The Australian Renewable Energy Agency (ARENA) will continue its work in the renewables research and development sector, following an eleventh hour deal between the government and opposition.
Intense industry and political pressure was placed on the government to continue funding ARENA, or find ways to recoup costs to the research and development fund.
Following a deal brokered by Treasurer Scott Morrison and the opposition to pass the Budget Cuts (Omnibus) Bill in parliament this week, ARENA will receive $800 million in funding over five years, a cut of $500 million. The government also proposes to merge ARENA with the Clean Energy Finance Corporation.
Chief executive of the Clean Energy Council Kane Thornton said the decision to cut funding would ‘rattle the confidence of investors’.

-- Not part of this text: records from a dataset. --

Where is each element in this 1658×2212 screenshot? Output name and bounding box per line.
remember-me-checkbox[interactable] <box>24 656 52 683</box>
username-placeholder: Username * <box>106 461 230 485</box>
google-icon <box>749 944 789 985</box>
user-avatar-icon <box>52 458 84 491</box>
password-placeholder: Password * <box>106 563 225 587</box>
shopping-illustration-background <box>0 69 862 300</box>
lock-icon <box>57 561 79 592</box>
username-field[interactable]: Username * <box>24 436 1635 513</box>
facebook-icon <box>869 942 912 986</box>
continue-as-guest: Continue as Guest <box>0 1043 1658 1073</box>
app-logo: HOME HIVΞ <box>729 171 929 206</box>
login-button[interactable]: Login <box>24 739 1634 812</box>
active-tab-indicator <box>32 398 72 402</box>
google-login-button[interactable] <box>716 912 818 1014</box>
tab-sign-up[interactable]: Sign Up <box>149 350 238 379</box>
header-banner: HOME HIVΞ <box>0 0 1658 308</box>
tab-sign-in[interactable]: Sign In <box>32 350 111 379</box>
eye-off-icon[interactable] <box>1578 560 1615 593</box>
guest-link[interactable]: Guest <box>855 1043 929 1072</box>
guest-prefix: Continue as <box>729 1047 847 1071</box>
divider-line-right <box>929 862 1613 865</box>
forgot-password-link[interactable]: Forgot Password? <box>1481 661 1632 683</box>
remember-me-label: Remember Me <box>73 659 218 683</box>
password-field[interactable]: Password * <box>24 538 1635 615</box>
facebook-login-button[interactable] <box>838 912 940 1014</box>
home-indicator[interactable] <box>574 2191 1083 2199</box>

“While the $800 million that Labor has proposed to leave in ARENA’s future budget would allow it to continue many critical functions, the extent and rate it can bring forward exciting new technologies will clearly be constrained,” he said.
“We hope that the Australian Parliament will now move quickly to resolve this situation and give the clean energy industry some certainty in the future of ARENA, allowing businesses to invest in innovation that can transition the Australian energy sector.”
Energy program director of the Grattan Institute Tony Wood said the new model would need to integrate grant funding and debt and equity funding to commercialise clean energy, but was pleased ARENA would live on in a different form.
“Living for another day is never a bad outcome.”